Driss El Yazami: le scrutin du 7 octobre « a incontestablement consolidé l’ancrage démocratique du Maroc »

Driss El Yazami, président du Conseil national des Droits de l’Homme (CNDH), président de la Commission spéciale d’accréditation des observateurs, constate que le scrutin législatif du 7 octobre s’est déroulé dans un climat serein et transparent qui vient consolider l’ancrage démocratique du Royaume. Il a également constaté que tous les rapports des 4681 observateurs nationaux et internationaux attestent de la sincérité et de la régularité du scrutin. Il s’est par ailleurs interrogé sur le taux d’abstention de plus de 50%. Entretien avec Atlasinfo :

Propos recueillis par Hasna Daoudi

Le déroulement du scrutin du 7 octobre a-t-il consolidé l’encrage démocratique du Maroc ?

Driss El Yazami : Le déroulement du scrutin pour les élections législatives du 7 octobre a incontestablement et fondamentalement consolidé l’encrage démocratique du Maroc. Il a permis la libre expression de la volonté des électeurs. Il a aussi été marqué par la neutralité des autorités qui sont les deux composantes essentielles de toute compétition électorale. Quant à la campagne électorale, elle a été marquée par un climat de compétition libre qui a été parfois en termes de discours un trop aigu. On a parfois assisté à quelques dérapages. Mais fondamentalement, on a assisté à un scrutin sincère et serein. Même si on peut être inquiet par le taux de participation. Nous savons que l’abstention est ne tendance universelle, mondiale, et que ce taux d’abstention peut se trouver dans des pays comparables et même dans des pays démocratiques avancés. Il n’empêche qu’on ne peut pas nous en satisfaire. Il faut maintenant essayer de comprendre de manière scientifique et rigoureuse quels sont les ressorts de la non participation des Marocains et d’une partie de la jeunesse. Il faut garantir l’élargissement du corps électoral marocain en développant l’inscription et la participation, et en réfléchissant sur l’offre politique. Cela me semble l’une des tâches des années à venir.

Le taux de participation a atteint 43 %. Que traduit ce désamour de la chose politique ?

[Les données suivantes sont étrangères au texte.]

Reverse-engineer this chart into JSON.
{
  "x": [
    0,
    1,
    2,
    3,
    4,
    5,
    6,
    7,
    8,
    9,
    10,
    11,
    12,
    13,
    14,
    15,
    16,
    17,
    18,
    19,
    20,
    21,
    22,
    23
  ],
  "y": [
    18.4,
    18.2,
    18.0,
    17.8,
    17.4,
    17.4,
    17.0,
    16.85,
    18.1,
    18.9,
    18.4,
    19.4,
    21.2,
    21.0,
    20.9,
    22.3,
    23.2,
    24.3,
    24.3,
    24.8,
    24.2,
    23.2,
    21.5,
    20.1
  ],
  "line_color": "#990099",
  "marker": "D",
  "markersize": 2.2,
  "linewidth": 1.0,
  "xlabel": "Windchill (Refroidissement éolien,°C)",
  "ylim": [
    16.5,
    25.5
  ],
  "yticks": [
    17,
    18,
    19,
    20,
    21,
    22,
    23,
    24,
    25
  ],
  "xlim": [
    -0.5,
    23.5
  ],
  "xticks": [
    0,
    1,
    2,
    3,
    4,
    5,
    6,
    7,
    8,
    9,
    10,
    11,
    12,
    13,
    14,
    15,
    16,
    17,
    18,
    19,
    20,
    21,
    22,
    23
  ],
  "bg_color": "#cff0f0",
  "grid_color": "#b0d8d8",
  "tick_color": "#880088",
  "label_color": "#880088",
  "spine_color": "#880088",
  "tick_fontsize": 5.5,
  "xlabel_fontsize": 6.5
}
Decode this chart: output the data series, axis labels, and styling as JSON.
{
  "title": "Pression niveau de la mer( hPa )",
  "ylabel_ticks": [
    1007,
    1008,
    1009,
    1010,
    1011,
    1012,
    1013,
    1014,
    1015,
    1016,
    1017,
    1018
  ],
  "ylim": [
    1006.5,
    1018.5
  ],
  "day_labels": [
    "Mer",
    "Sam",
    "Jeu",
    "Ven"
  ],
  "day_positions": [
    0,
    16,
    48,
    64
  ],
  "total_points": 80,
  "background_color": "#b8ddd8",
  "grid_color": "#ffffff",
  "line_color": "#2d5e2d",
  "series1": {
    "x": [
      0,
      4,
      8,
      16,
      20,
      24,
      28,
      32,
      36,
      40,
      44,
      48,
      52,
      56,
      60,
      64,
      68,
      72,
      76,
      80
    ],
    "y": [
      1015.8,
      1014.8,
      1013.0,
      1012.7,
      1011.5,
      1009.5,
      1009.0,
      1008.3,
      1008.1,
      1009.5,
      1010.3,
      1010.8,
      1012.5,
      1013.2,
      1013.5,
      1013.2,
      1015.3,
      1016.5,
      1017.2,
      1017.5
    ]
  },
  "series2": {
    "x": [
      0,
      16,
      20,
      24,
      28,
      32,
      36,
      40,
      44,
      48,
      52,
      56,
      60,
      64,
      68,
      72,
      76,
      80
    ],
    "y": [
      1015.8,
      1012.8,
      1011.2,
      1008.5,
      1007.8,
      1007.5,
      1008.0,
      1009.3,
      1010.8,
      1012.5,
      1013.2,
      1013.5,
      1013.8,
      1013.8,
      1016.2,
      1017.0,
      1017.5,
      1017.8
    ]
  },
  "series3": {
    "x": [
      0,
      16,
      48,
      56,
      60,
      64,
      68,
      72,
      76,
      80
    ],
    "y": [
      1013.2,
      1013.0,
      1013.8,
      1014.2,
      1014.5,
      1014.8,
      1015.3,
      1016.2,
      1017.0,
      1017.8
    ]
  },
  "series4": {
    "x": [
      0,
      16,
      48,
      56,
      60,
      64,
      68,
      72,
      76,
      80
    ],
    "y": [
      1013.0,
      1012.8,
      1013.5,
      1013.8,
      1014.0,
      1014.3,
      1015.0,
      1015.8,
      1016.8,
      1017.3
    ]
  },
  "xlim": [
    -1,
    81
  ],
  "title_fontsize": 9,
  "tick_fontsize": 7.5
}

C’est un composite. Il peut y avoir du désintérêt ou une insatisfaction par rapport à l’offre politique, aux élites politiques, au découpage électoral. Il y a aussi à réfléchir aux modalités de l’action politique elle-même. Quelle place laissons-nous à la société civile, à l’action citoyenne ? La constitution marocaine a eu plusieurs mérites mais un de ces mérites principaux est qu’elle a consacré la démocratie représentative. C’est le Parlement qui est la seule source de la loi d’où le rôle essentiel des parlementaires et l’importance de ce scrutin législatif. Mais elle a aussi imaginé plusieurs modalités de démocratie participative : le droit de pétition, le droit d’initiative, le droit législatif, la mise sur pied de plusieurs conseils de dialogue entre le gouvernement et la société, etc. Il faut se poser la question centrale : comment élargir la participation citoyenne au scrutin législative mais aussi à toutes les échelles de la vie politiques au niveau des communes, des conseils communaux et au niveau national. Très peu de Marocains savent que depuis la Charte communale de 2006 , on a prévu des conseils pour l’égalité des chances, des sortes de conseils extra-municipaux. Plusieurs municipalités ont par ailleurs expérimenté les conseils de la jeunesse. Certains ont très bien fonctionné, d’autres pas. La question de la participation est une question qu’il faut poser de manière globale. Par exemple un des exemples sur lequel le CNDH a émis des recommandations dans son rapport sur la liberté associative publié en 2015, c’est celui de renforcer les moyens financiers nationaux de l’action associative. Un exemple très simple, en France on peut avoir un abattement fiscal si on apporte des contributions à des associations, ce n’est pas le cas au Maroc.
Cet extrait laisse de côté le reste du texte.